# new engine ?!



## whutup (Mar 2, 2011)

hey everyone!

my question may be strange a bit for you but I'm working a race track and we own couple racing ferrari and lambo. We have a lambo without engine blew up. Short story, we had problem with oil pressure, get this car to the garage and the garage told us that everything was okay execpt the gauge was defect ut the pressure was A1 so we ran the lambo and the engine. Anyway... thats not my question. 

My boss wants to put an engine in it and drift with that car. He doesnt want to put a lambo engine in it tho. What engine can we swap in it without too much problem and custom stuff ? 

hope its clear ?!

thanks!


----------



## mentos876 (Oct 20, 2013)

this , lol

http://www.ebay.com/itm/Good-Used-1...her_Vehicle_Parts&hash=item58a36f5f0a&vxp=mtr


----------



## PowerDubs (Jul 22, 2001)

Sell it to me and I'll take the W12 out of my Phaeton and put it in there. No joke.


----------



## halo777 (Jan 30, 2011)

By swapping a non-stock engine into the Gallardo, you are going to lose WAY more in resale on the car, than you would replacing the engine. Just so you know. So, if you are looking at the swap to save money, then you are really unlikely to achieve that goal. 

If you are intent on a swap, you could go with an Audi v8 or v10, since certain ones are close in design to the Gallardo engine.
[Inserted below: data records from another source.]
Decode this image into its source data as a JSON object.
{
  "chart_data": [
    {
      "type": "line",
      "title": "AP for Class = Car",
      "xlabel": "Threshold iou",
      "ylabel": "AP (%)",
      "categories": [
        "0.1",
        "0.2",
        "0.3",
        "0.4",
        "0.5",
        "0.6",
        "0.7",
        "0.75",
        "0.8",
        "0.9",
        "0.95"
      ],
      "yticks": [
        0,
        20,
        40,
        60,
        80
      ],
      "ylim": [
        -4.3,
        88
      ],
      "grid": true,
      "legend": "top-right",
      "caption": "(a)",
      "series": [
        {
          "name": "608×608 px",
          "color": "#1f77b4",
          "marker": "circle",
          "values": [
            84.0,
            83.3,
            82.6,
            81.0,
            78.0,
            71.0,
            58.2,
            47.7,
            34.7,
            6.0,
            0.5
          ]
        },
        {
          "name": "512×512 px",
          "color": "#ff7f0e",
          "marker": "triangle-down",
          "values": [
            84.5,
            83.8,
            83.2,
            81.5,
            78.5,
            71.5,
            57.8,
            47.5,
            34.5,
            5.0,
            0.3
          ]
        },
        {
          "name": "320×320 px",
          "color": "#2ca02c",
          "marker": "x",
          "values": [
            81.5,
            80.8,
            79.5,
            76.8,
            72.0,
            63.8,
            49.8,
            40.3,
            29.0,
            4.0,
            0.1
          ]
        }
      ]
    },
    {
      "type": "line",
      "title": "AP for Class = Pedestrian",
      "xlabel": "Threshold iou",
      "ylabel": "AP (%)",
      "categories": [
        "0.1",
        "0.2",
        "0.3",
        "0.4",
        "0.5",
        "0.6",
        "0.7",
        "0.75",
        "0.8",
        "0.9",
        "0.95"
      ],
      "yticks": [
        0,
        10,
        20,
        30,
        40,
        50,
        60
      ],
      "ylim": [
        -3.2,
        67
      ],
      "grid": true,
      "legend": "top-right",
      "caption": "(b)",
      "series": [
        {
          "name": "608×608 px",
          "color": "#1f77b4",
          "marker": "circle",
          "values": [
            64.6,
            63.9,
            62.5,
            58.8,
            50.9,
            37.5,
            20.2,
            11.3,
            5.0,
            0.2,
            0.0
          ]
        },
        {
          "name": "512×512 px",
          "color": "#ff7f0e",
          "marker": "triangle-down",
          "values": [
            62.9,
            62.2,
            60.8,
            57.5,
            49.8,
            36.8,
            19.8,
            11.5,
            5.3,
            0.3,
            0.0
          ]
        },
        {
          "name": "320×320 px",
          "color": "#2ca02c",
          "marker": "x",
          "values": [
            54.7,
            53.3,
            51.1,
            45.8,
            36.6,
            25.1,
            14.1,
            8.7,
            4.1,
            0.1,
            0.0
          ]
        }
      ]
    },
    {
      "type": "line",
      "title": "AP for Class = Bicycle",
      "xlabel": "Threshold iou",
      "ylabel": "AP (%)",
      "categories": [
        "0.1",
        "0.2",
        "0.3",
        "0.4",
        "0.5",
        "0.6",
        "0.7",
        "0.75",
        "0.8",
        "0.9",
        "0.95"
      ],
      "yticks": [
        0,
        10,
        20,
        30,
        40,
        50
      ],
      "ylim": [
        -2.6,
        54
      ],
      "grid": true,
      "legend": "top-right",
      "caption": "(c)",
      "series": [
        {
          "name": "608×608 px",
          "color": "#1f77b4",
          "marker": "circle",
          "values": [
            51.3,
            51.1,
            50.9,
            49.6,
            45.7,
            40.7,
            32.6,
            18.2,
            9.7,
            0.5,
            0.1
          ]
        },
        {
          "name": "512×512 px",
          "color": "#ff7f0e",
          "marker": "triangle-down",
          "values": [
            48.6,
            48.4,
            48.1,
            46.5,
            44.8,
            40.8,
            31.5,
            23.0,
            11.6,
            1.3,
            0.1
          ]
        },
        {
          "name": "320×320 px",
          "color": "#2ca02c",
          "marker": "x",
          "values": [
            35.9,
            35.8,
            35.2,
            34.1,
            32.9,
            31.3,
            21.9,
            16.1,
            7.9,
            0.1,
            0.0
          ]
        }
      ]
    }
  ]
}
What is the Gallardo, v8 or v10? The v10 Audi/Lambo engines are awesome. But again, I think you would be better sticking with the Lambo block. I started a thread on the Audi v10 S6. 

http://audirevolution.net/forum/index.php?topic=2614.0

The most common swaps nowadays are the LS swaps. Although, I have never seen one done on a Gallardo. On the Porshe 996 cars Renegade Hybrid has a kit. But even with the kit is is $30k for the job including labor. So, expect the Gallardo to reach up to $50k or more, since it is a one off project.

If he wants to trade the Gallardo for a crazy Audi S6 v10 project car, let me know. My car is getting some pretty awesome custom engine stuff done on it right now that should really bring out the beast.

If he is interested in selling the car with the blown engine, let me know too. Just out of curiosity.

Honestly, I think the engine swap makes the least sense. But, it could end up being a crazy fun car to drive once complete. Who believes in common sense anyway


----------



## Aleeex (Dec 23, 2013)

I was under the impression that the Audi R8 engine is basically the same.. Bout 40 HP less, but mostly the same


----------